L’anonymat tragique des marginaux
Abdallah n’était pas inconnu de tout le monde. À l’annonce de sa mort, plusieurs jeunes du quartier sont venus voir son corps : « Quand il est mort, il y a certains de ses amis qui venaient. Dès qu’ils voyaient son visage, ils disaient : Eh, c’est Abdallah ça ? Certains partaient en pleurant et d’autres en se tenant la tête. C’est ainsi que j’ai compris que son nom c’est Abdallah ».
« Cet endroit qu’on appelle Bawö Rails [derrière les rails traduit de la langue poular], il y a toute sorte de choses qui se passent là-bas.

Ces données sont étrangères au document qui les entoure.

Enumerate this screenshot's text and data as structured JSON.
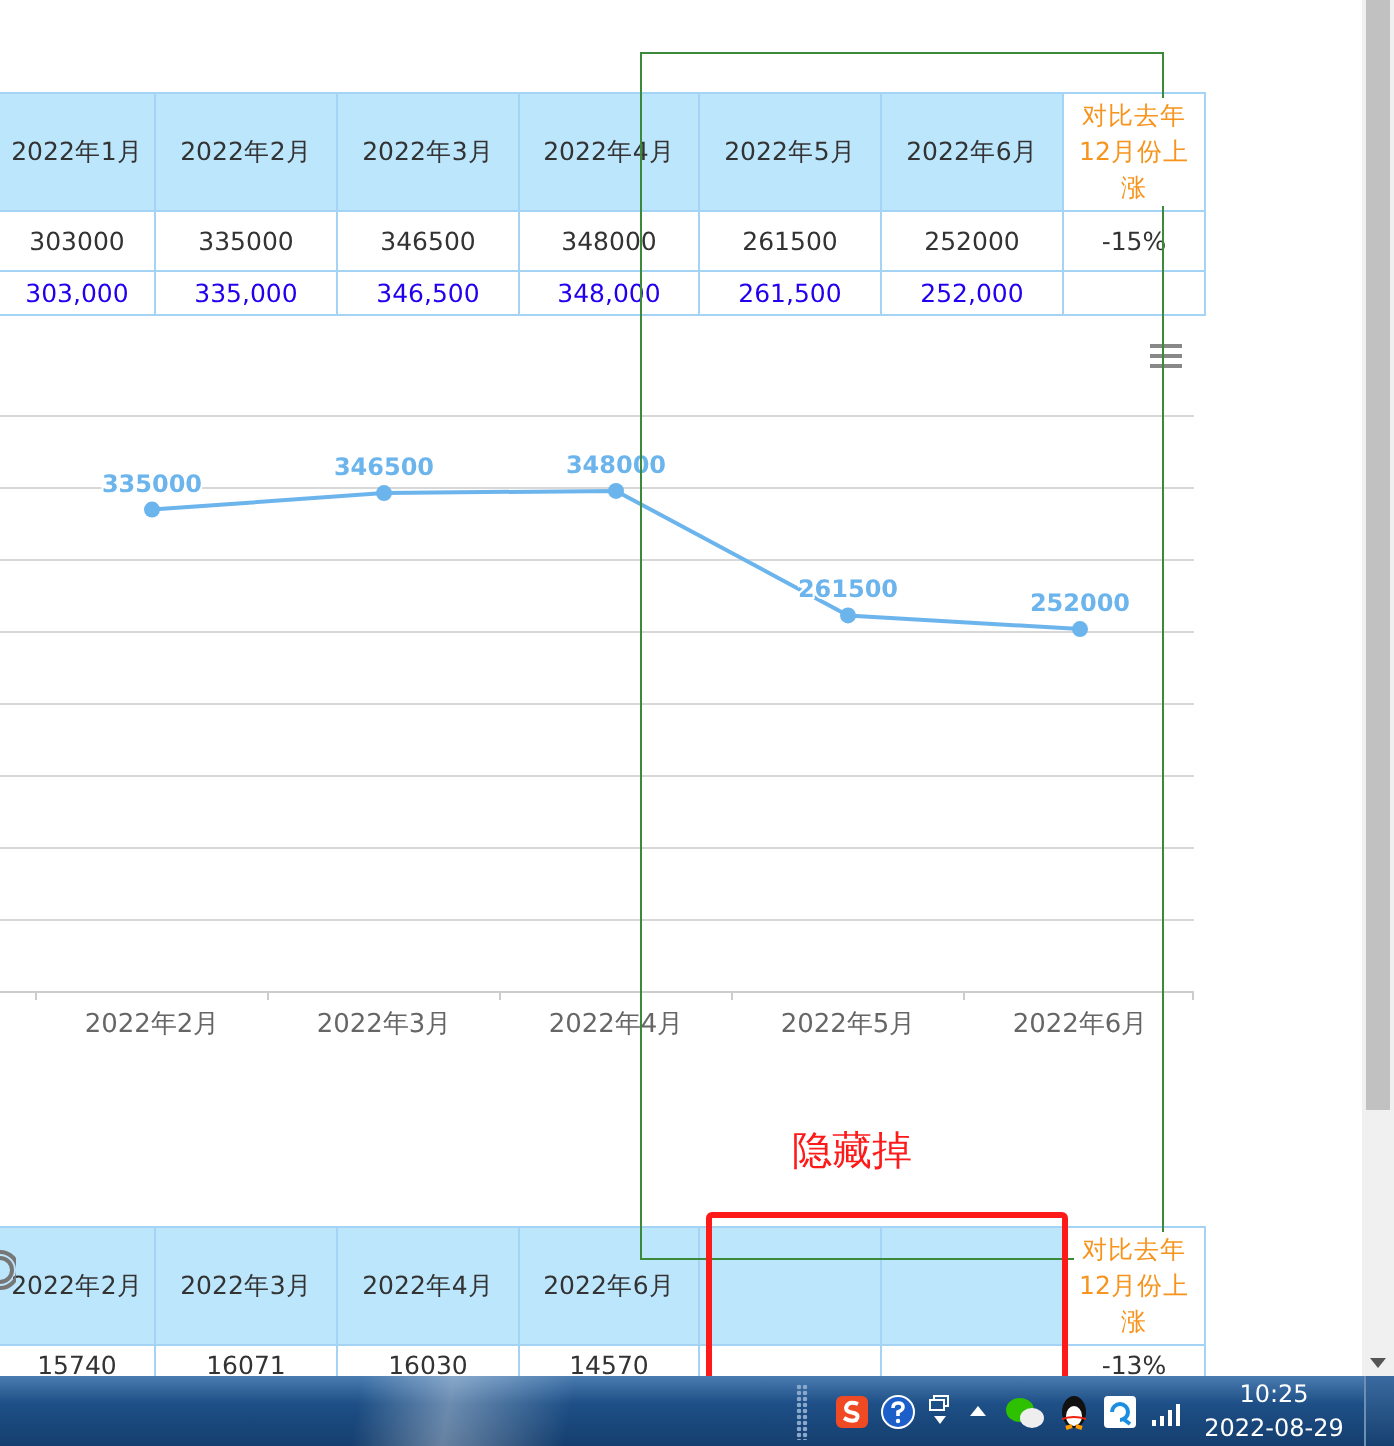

Il y a beaucoup de personnes qui ne sont plus en contact avec leurs familles qui sont là-bas », a relevé notre interlocuteur.
Mamadou Diallo, un autre témoin, raconte aussi un échange bouleversant avec le défunt : « Il m’a dit : “Mamadou, je souffre.” J’ai très mal aux jambes, mes bras sont endoloris. Il m’a demandé de prévenir son grand et son petit qui sont à Donka. Quand je suis allé là-bas, on m’a dit que ces derniers étaient allés travailler. J’ai transmis le message aux gens que j’ai trouvés là-bas. Mais à mon retour, on m’a annoncé sa mort. »
Un fléau connu mais difficile à éradiquer
Mohamed Bangoura, président du conseil de quartier de Dixinn Mosquée, ne cache pas son impuissance face à ce phénomène : « ce n’est pas la première fois. Il y a eu un cas similaire à 200 mètres d’ici. Mais la fois dernière, on avait retrouvé la famille du défunt. Mais ce cas-ci, il est impossible de retrouver la famille. Il n’avait ni téléphone ni carte d’identité. »
Il rappelle aussi que la zone est connue pour ses dérives : « Ce point noir est déjà signalé aux autorités. Mais c’est comme des rats : tu viens, tu les chasses, ils reviennent le lendemain. »
M. Bangoura rassure par ailleurs qu’ils font de leur mieux : « nous prenons soin. Puisque même dans le quartier, il y a des jeunes qui veillent à ce que des choses comme ça ne se passent pas ici. Mais ce n’est pas facile. Et nous collaborons avec la gendarmerie et la police. »
Laye Condé, un jeune engagé dans la lutte contre la délinquance dans la zone, émet des soupçons : « Abdallah était vendeur de sacs à la friperie Bordeaux. Je pense qu’il a été bastonné par des personnes. »
Inhumation dans la dignité
Face à l’absence de réaction de la part des proches du défunt, c’est le président du conseil de quartier qui a pris l’initiative de laver le corps, d’organiser la prière mortuaire, puis de procéder à son inhumation.